La historia de un pobre diablo de 33 años sin oficio ni beneficio que canaliza sus frustaciones por medio de una botella.

Es la historia de un fin de semana perdido, donde Don condena definitivamente su alma al amargo licor, ese líquido que le hace sentirse como el efecto del lastre arrojado de un globo aerostático, encima del mundo...

No necesita escribir siquiera una línea para explicarnos su novela autobiográfica, la definitiva, aquella que ya tiene nombre: La Botella.

Un día conoció a una chica llamada Helen durante una velada en la ópera. Ambos intercambiaron abrigos como principio y fin de una historia.

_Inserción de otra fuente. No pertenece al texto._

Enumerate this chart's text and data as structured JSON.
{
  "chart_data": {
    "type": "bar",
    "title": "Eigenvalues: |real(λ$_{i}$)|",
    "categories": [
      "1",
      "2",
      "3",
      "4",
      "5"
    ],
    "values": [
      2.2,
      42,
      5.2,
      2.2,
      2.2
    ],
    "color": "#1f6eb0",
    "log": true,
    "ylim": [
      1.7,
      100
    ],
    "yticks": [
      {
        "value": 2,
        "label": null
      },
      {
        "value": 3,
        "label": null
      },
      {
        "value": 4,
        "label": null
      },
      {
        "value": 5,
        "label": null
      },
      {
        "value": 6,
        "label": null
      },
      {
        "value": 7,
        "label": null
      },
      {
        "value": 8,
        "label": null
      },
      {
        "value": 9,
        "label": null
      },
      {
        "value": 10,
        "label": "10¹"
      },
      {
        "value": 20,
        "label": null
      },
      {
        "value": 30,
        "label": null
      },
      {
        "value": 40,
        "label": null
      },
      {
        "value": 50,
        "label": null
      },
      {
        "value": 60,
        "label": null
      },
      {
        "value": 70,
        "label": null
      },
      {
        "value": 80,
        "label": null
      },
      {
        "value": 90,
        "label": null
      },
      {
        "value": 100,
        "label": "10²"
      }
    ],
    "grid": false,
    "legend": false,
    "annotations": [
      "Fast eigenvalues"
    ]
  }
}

Como la más perfecta y armónica de las figuras geométricas, el círculo, su idilio con el alcohol parece no tener principio ni fin.

Es la historia de un alcohólico anónimo, del alcohólico universal...

Aquel que en mitad de la noche elucubra en delirantes ensoñaciones figuras de minúsculos animales como ratas y murciélagos. Es la historia de Don Birnam narrada con la maestría incontestable y apabullante de un MAESTRO, Billy Wilder.

Han existido muchas películas que trataban el mismo tema, el retrato de esta tremenda enfermedad.

Todas historias cruentas sobre la soledad y la frustación; Días de vino y rosas, Leaving las Vegas, etc...

Ninguna tan sórdida, realista y conmovedora como ésta.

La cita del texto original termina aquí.